On Sep 19 01:16 AM Bingie wrote:
> Most union members were brain-washed by the out-of-control unions.
> They keep squeezing the employers year after year and the members
> let it happen. Now the employer is near death, what had they achieved
> ? Nothing except their jobs are gone. Greedy is the word. Japanese
> workers are extremely loyal to their company they work for, just
> like a big family. They would not kill the hen just for one egg.
> Tradition and loyalty are very important. That's what we need here
> in the USA.
And stop calling it a bailout; it's a loan. You're just scared that your ridiculous shorts will lose money. Ford and GM have already bottomed out in the 4's and 9's respectively. They'd pretty much have to tank to go any lower. With or without a loan, that's not going to happen. It's time for you to go to an autoshow so you can stop living in the 80's where you had to drive your mom's old LTD . . .

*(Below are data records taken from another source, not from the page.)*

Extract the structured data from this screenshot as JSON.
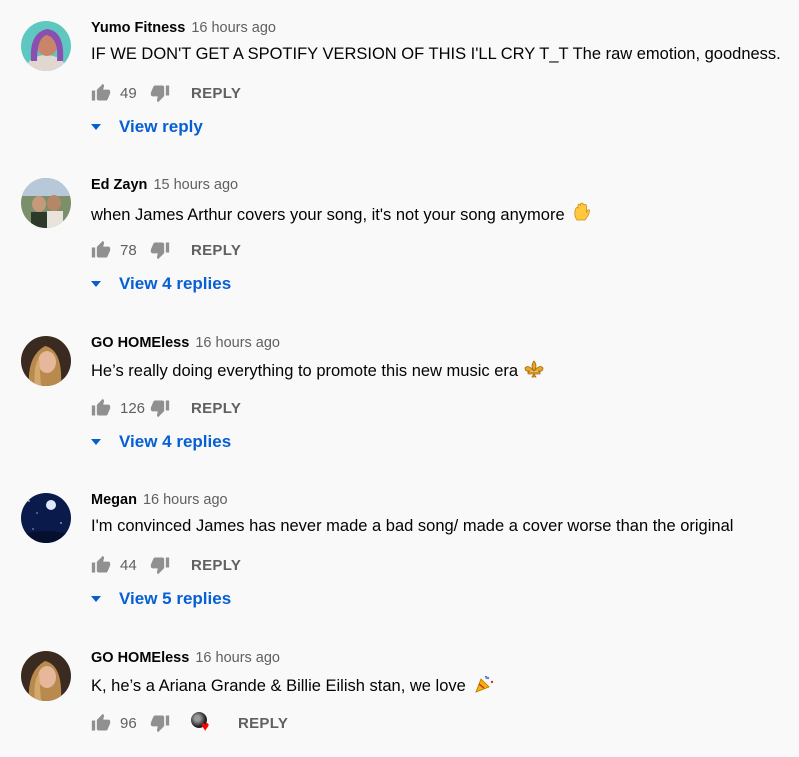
{
  "comments": [
    {
      "author": "Yumo Fitness",
      "time": "16 hours ago",
      "text": "IF WE DON'T GET A SPOTIFY VERSION OF THIS I'LL CRY T_T The raw emotion, goodness.",
      "likes": "49",
      "reply_label": "REPLY",
      "view_replies": "View reply"
    },
    {
      "author": "Ed Zayn",
      "time": "15 hours ago",
      "text": "when James Arthur covers your song, it's not your song anymore",
      "likes": "78",
      "reply_label": "REPLY",
      "view_replies": "View 4 replies"
    },
    {
      "author": "GO HOMEless",
      "time": "16 hours ago",
      "text": "He’s really doing everything to promote this new music era",
      "likes": "126",
      "reply_label": "REPLY",
      "view_replies": "View 4 replies"
    },
    {
      "author": "Megan",
      "time": "16 hours ago",
      "text": "I'm convinced James has never made a bad song/ made a cover worse than the original",
      "likes": "44",
      "reply_label": "REPLY",
      "view_replies": "View 5 replies"
    },
    {
      "author": "GO HOMEless",
      "time": "16 hours ago",
      "text": "K, he’s a Ariana Grande & Billie Eilish stan, we love",
      "likes": "96",
      "reply_label": "REPLY"
    }
  ],
  "colors": {
    "background": "#f9f9f9",
    "link_blue": "#065fd4",
    "secondary_text": "#606060",
    "icon_gray": "#909090",
    "heart_red": "#ff0000"
  }
}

The US 3 invested heavily in trucks because they still had a superior product that consumers wanted and they intended to keep it that way. They learned their lesson in the '80s when they lost their lead in mid size sedans with bad product. If this strategy is the result of bad management, why did Toyota build 2 large truck/SUV plants in the US in the last couple of years?
What Andy is too lazy to understand is that the US 3 produce a full line of products, including high mileage small cars, (many like the Malibu are very competitive with Toyota and Honda) but their highest margin vehicles are the trucks and SUVs. The only reason Toyota and especially Honda were not hurt as badly with the switch from cars to trucks is becauase they were minor players in the truck market so they had very little to lose.
Go sell your Liar Loans Andy. I heard on the Street that people who can't pay won't default if you charge them a higher interest rate.